Consider the function $$ g(x) = \frac{1-e^{-2x^2}}{x^2} $$ for $x \neq 0$. Then I have to show that the improper integral $$ \int_0^\infty g(t) $$ is convergent.
My attempt
As $e^{-2x^2} \leq 1$ for all $x \in \mathbb{R}$ we have that $$ \frac{1-e^{-2x^2}}{x^2} \leq \frac{1}{x^2} $$ Thus as the limit $$ \lim_{b \rightarrow \infty} \int_1^b \frac{1}{x^2}dx = 1 $$ exists it follows from the comparison criteria that the improper integral is convergent. Is this approach alright? I think it is. Thanks for your help.
You didn't use that $e^{-2x^2} \le 1$ to write that inequality but rather the fact that $e^{-2x^2} \ge 0$.

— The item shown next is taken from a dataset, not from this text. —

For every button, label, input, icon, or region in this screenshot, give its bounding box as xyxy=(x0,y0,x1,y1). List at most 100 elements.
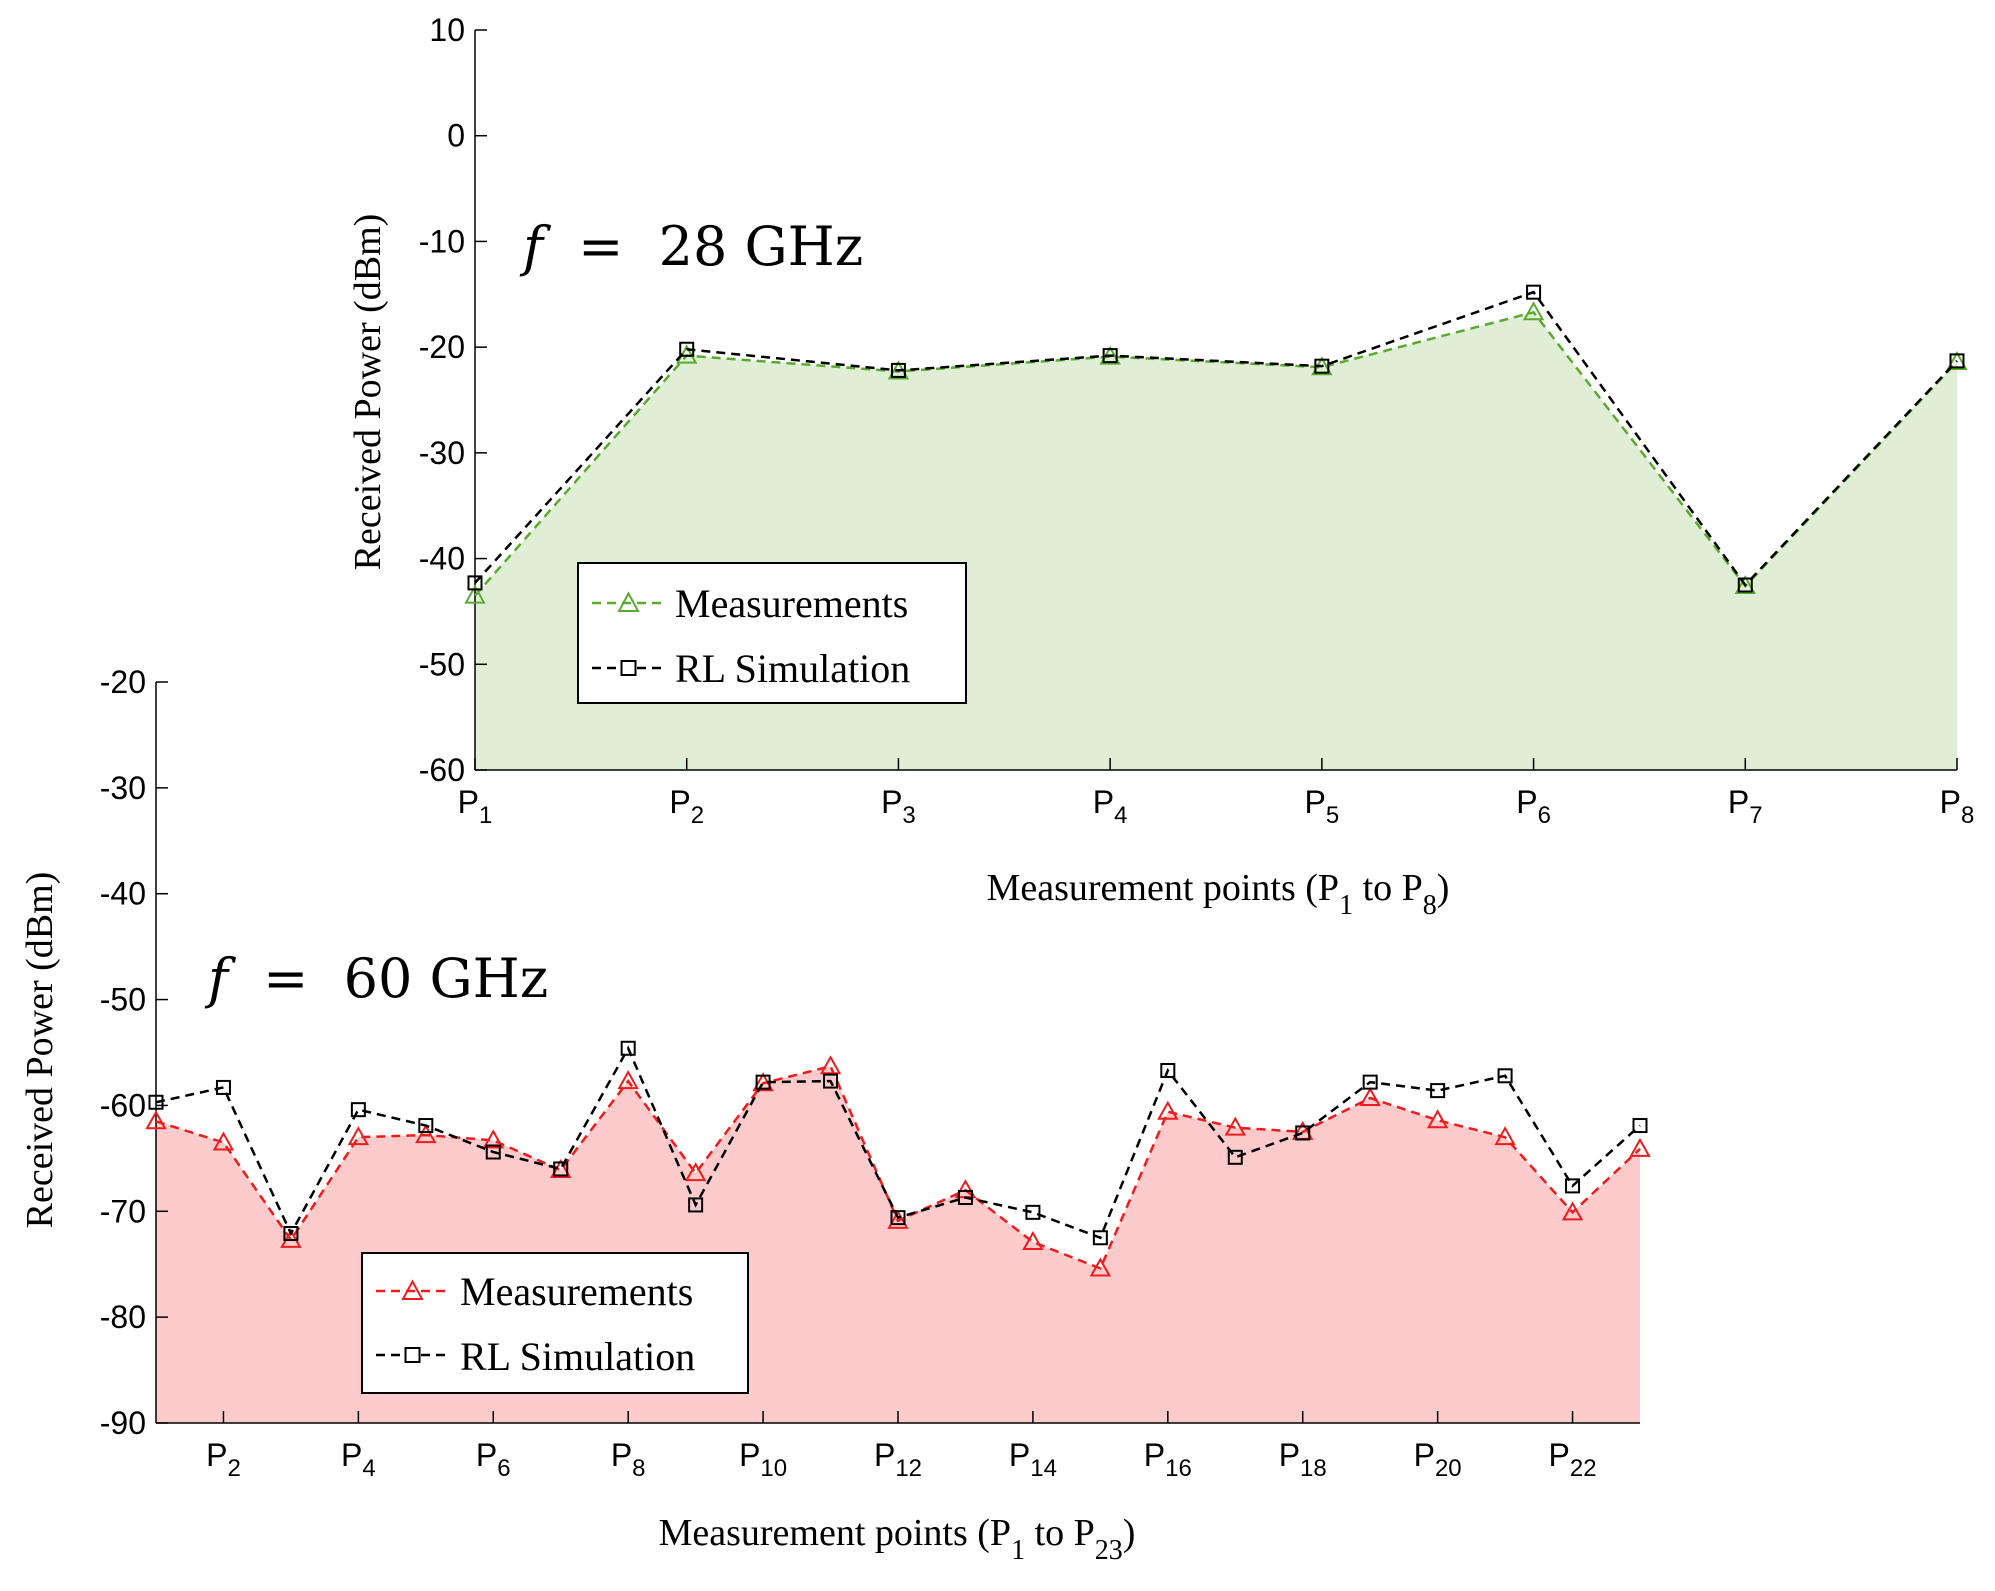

However, you do need the fact that $e^{-2x^2} \le 1$ to conclude that $$0 \le \dfrac{1-e^{-2x^2}}{x^2}.$$
With that in place, you may use the comparison test.
Also, you've shown that the improper integral $\displaystyle\int_1^\infty g(x)dx$ exists. You also need to argue that the integral on $[0, 1]$ exists as well.
However, that follows simply because $g$ can be made continuous on $[0, 1]$ by appropriately defining it at $0$.